Could Japan's staid economy catch markets on the hop? Nomura points to six potential surprises

Japan's economy has plodded along for a while, but Nomura in a note this week has pointed to six potential major surprises which, while outside its baseline scenarios, could shake things up, including more retail spending and workers taking time off.

No.1: Higher-than-expected inflation

The absence of inflation has been Japan's bugbear for decades. But now, the dollar has climbed amid rising U.S. interest rates and expectations President-elect Donald Trump's policies will spur inflationary pressure. At the same time, oil prices were rising.

"If continues to appreciate and crude oil prices continue to rise, the inflation rate in Japan could be much higher than expected," Nomura said. "We need to watch for the possibility that the financial markets could focus their attention on an exit strategy [from Bank of Japan policy] in periods when inflation is rising."

To be sure, there's not much sign of inflation yet. On Tuesday, government data showed Japan's core consumer price index (CPI), which includes oil products, but not volatile fresh food prices, fell for a ninth straight month in November, slipping 0.4 percent on-year. That's well off the Bank of Japan's (BOJ) 2 percent inflation target.

No.2: The BOJ eases even if inflation rises

Nomura didn't expect the BOJ would take active measures if inflation were to recover, nothing that core CPI was set to turn positive as energy prices come off lows. But Nomura also noted the central bank could surprise.

"This scenario is one in which, having switched to a war-of-attrition strategy, the BOJ sees a recovery in the inflation rate as a rare opportunity and implements additional easing to encourage a weaker yen, spurring a rise in inflation," Nomura said.

An employee places a new price sign on bottles of coffee at an Aeon Co. supermarket in Chiba, Japan.
Tomohiro Ohsumi | Bloomberg | Getty Images

No.3: The helicopter money debate goes airborne, again

Around mid-year, amid the Brexit vote, speculation emerged that Japan could introduce helicopter money, combining fiscal and monetary policy, to counter a potential economic slowdown, Nomura noted.

In the year ahead, Nomura cited risks, such as hiccups to U.S. fiscal expansion, efforts to weaken the dollar or election gains for Europe's protectionist political parties, which could push the safe-haven yen higher amid a weaker global economy. "If there is major downward pressure on the Japanese economy and prices, the view could emerge that cooperative measures from the government and BOJ were necessary, and it would not be surprising to see the debate about helicopter money re-emerge."

No.4: "Great success" for Abenomics' growth strategies

Nomura pointed to two scenarios where growth could surprise.

Firstly, Japan was poised for relative superiority on political stability, with the possibility Shinzo Abe could remain prime minister through 2021, the note said. That compared with "deep-rooted concern" about the Trump administration and risks of Europe's protectionist political parties gaining power, it said.

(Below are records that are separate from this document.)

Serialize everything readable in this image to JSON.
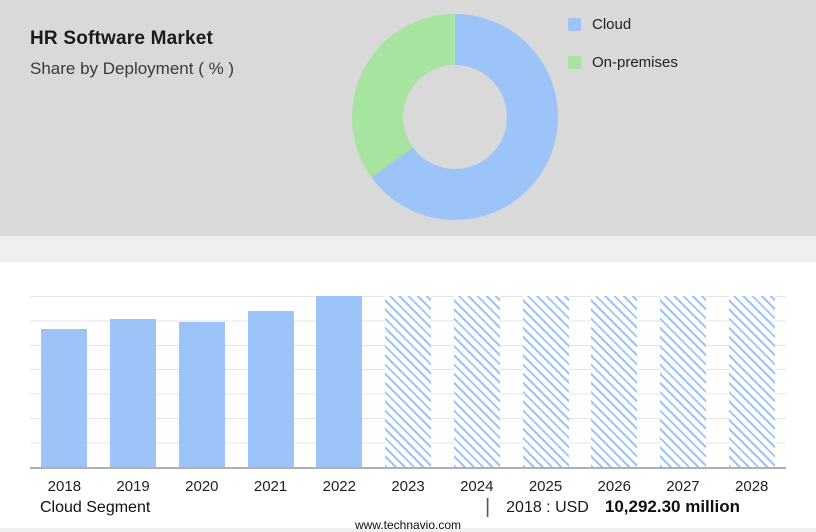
{
  "colors": {
    "cloud_blue": "#9DC4F8",
    "onprem_green": "#A6E4A0",
    "panel_gray": "#D9D9D9"
  },
  "header": {
    "title": "HR Software Market",
    "subtitle": "Share by Deployment ( % )"
  },
  "legend": [
    {
      "label": "Cloud",
      "color": "#9DC4F8"
    },
    {
      "label": "On-premises",
      "color": "#A6E4A0"
    }
  ],
  "chart_data": [
    {
      "type": "pie",
      "title": "Share by Deployment ( % )",
      "labels": [
        "Cloud",
        "On-premises"
      ],
      "values": [
        65,
        35
      ],
      "colors": [
        "#9DC4F8",
        "#A6E4A0"
      ],
      "donut": true,
      "legend_position": "top-right"
    },
    {
      "type": "bar",
      "title": "Cloud Segment (USD million)",
      "categories": [
        "2018",
        "2019",
        "2020",
        "2021",
        "2022",
        "2023",
        "2024",
        "2025",
        "2026",
        "2027",
        "2028"
      ],
      "values": [
        10292.3,
        11050,
        10850,
        11650,
        12790,
        12790,
        12790,
        12790,
        12790,
        12790,
        12790
      ],
      "ylim": [
        0,
        12790
      ],
      "grid": true,
      "hatched_from_index": 5,
      "bar_color": "#9DC4F8"
    }
  ],
  "footer": {
    "segment_label": "Cloud Segment",
    "divider": "|",
    "value_prefix": "2018 : USD",
    "value_bold": "10,292.30 million",
    "website": "www.technavio.com"
  }
}
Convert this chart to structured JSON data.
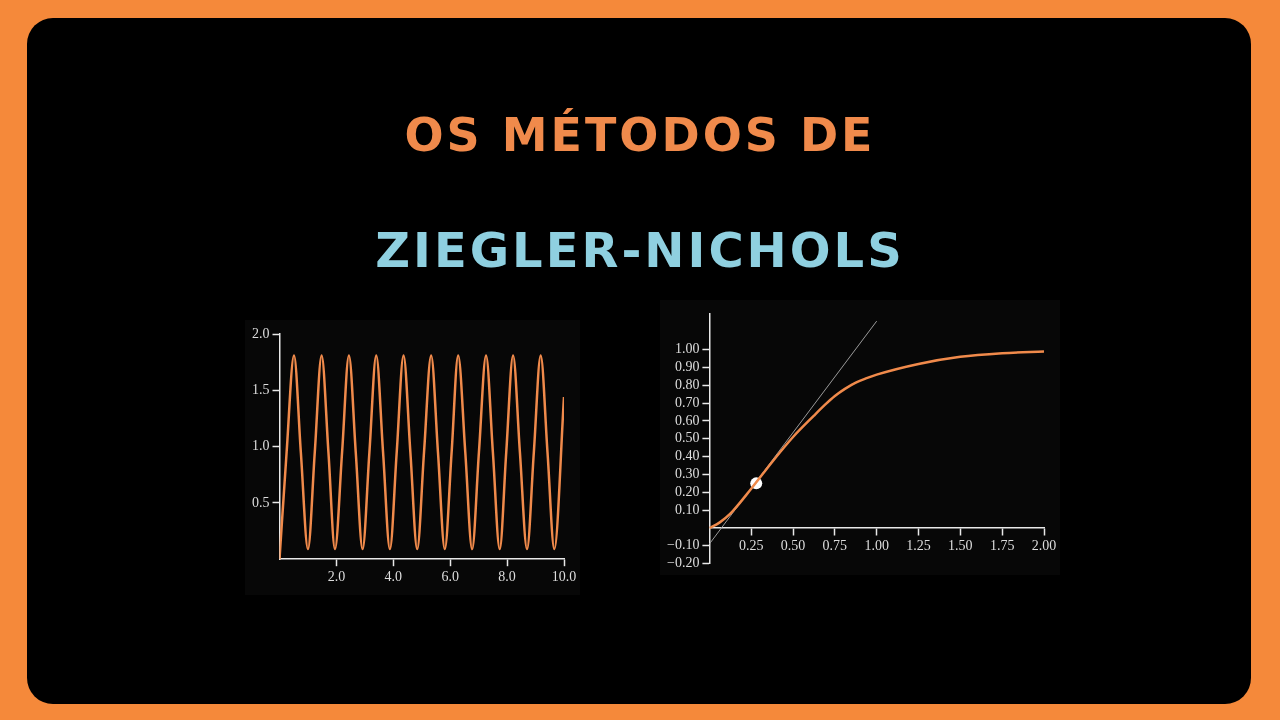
{
  "chart_data": [
    {
      "type": "line",
      "title": "OS MÉTODOS DE",
      "subtitle": "ZIEGLER-NICHOLS",
      "xlim": [
        0,
        10
      ],
      "xticks": [
        {
          "value": 2,
          "label": "2.0"
        },
        {
          "value": 4,
          "label": "4.0"
        },
        {
          "value": 6,
          "label": "6.0"
        },
        {
          "value": 8,
          "label": "8.0"
        },
        {
          "value": 10,
          "label": "10.0"
        }
      ],
      "ylim": [
        0,
        2
      ],
      "yticks": [
        0.5,
        {
          "value": 1,
          "label": "1.0"
        },
        1.5,
        {
          "value": 2,
          "label": "2.0"
        }
      ],
      "marker": "none",
      "series": [
        {
          "color": "#f08a4b",
          "x": [
            0,
            0.25,
            0.51,
            0.75,
            1.0,
            1.24,
            1.48,
            1.72,
            1.95,
            2.2,
            2.44,
            2.68,
            2.92,
            3.16,
            3.4,
            3.64,
            3.88,
            4.12,
            4.36,
            4.6,
            4.84,
            5.08,
            5.33,
            5.57,
            5.81,
            6.05,
            6.28,
            6.53,
            6.77,
            7.01,
            7.26,
            7.5,
            7.74,
            7.97,
            8.21,
            8.45,
            8.7,
            8.94,
            9.18,
            9.42,
            9.66,
            10.0
          ],
          "values": [
            0,
            0.95,
            1.81,
            0.95,
            0.09,
            0.95,
            1.81,
            0.95,
            0.09,
            0.95,
            1.81,
            0.95,
            0.09,
            0.95,
            1.81,
            0.95,
            0.09,
            0.95,
            1.81,
            0.95,
            0.09,
            0.95,
            1.81,
            0.95,
            0.09,
            0.95,
            1.81,
            0.95,
            0.09,
            0.95,
            1.81,
            0.95,
            0.09,
            0.95,
            1.81,
            0.95,
            0.09,
            0.95,
            1.81,
            0.95,
            0.09,
            1.44
          ]
        }
      ]
    },
    {
      "type": "line",
      "xlim": [
        0,
        2
      ],
      "xticks": [
        0.25,
        {
          "value": 0.5,
          "label": "0.50"
        },
        0.75,
        {
          "value": 1,
          "label": "1.00"
        },
        1.25,
        {
          "value": 1.5,
          "label": "1.50"
        },
        1.75,
        {
          "value": 2,
          "label": "2.00"
        }
      ],
      "ylim": [
        -0.2,
        1.2
      ],
      "yticks": [
        {
          "value": -0.2,
          "label": "−0.20"
        },
        {
          "value": -0.1,
          "label": "−0.10"
        },
        {
          "value": 0.1,
          "label": "0.10"
        },
        {
          "value": 0.2,
          "label": "0.20"
        },
        {
          "value": 0.3,
          "label": "0.30"
        },
        {
          "value": 0.4,
          "label": "0.40"
        },
        {
          "value": 0.5,
          "label": "0.50"
        },
        {
          "value": 0.6,
          "label": "0.60"
        },
        {
          "value": 0.7,
          "label": "0.70"
        },
        {
          "value": 0.8,
          "label": "0.80"
        },
        {
          "value": 0.9,
          "label": "0.90"
        },
        {
          "value": 1,
          "label": "1.00"
        }
      ],
      "marker": "none",
      "series": [
        {
          "color": "#f08a4b",
          "x": [
            0,
            0.06,
            0.125,
            0.25,
            0.375,
            0.5,
            0.625,
            0.69,
            0.75,
            0.81,
            0.875,
            0.94,
            1.0,
            1.25,
            1.5,
            1.75,
            2.0
          ],
          "values": [
            0,
            0.03,
            0.08,
            0.22,
            0.37,
            0.51,
            0.63,
            0.69,
            0.74,
            0.78,
            0.815,
            0.84,
            0.86,
            0.92,
            0.96,
            0.98,
            0.99
          ]
        },
        {
          "color": "#9a9a9a",
          "x": [
            0,
            1.0
          ],
          "values": [
            -0.09,
            1.16
          ]
        },
        {
          "type": "scatter",
          "marker": "circle",
          "color": "#ffffff",
          "x": [
            0.28
          ],
          "values": [
            0.25
          ]
        }
      ]
    }
  ]
}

The second scenario was that Japan may raise its potential growth rate estimate when the base year for gross domestic product (GDP) was changed.

"An upward revision to the potential growth rate could lead to the view that opinions on the results of the growth strategies so far had been overly pessimistic," Nomura said. "If the growth strategies are shown to be producing results, they would be viewed more favorably, and this could increase momentum for growth strategies in the future."

To be sure, so far, there haven't been signs of a serious growth pickup.

In the July-to-September quarter, Japan's GDP grew 1.3 percent on-year, revised figures released in early December showed. That's relatively tame after around three years of concerted policy efforts since Abenomics' introduction in 2013.

No.5: Japan's consumers turn shopaholic

Japan's consumer spending has been weak since the consumption tax was boosted to 8 percent from 5 percent in April 2014, Nomura noted. That tax hike was aimed at improving government finances, but it clobbered the economy as consumers stopped spending.

But Nomura noted that, like with GDP, the benchmark year for comparing consumer spending will soon be revised, suggesting the post-tax-hike rebound may have been sharper than believed. November retail sales data, released on Wednesday, showed a surprise 1.7 percent on-year jump, beating a Reuters forecast for a 0.6 percent rise.

"As expectations are low, if it becomes clear that consumer spending is recovering, the surprise could be big," Nomura said.

No.6: Japan's workers work less

Nomura doesn't expect Japan's long-running love-affair with extended work days to end soon, but it noted the government was trying to rein in overtime hours.

"Death from overwork has been a closely watched issue, and public scrutiny of companies that impose long working hours has become more intense. If companies do not address long working hours, they risk harming their brand and could be deterred in their ability to hire people," it said. "Some companies have begun efforts to reduce working hours. If these efforts become more widespread, we think they could warrant attention."

The effect on growth could be mixed.

In the short term, cutting work hours would lower the potential economic growth rate as labor input falls, but in the longer run, productivity would likely improve, the birth rate could recover and more women could enter the workforce, Nomura noted.

The bank said consumer spending would face a mixed bag: On the upside, workers could spend more on leisure, but on the downside, incomes could fall.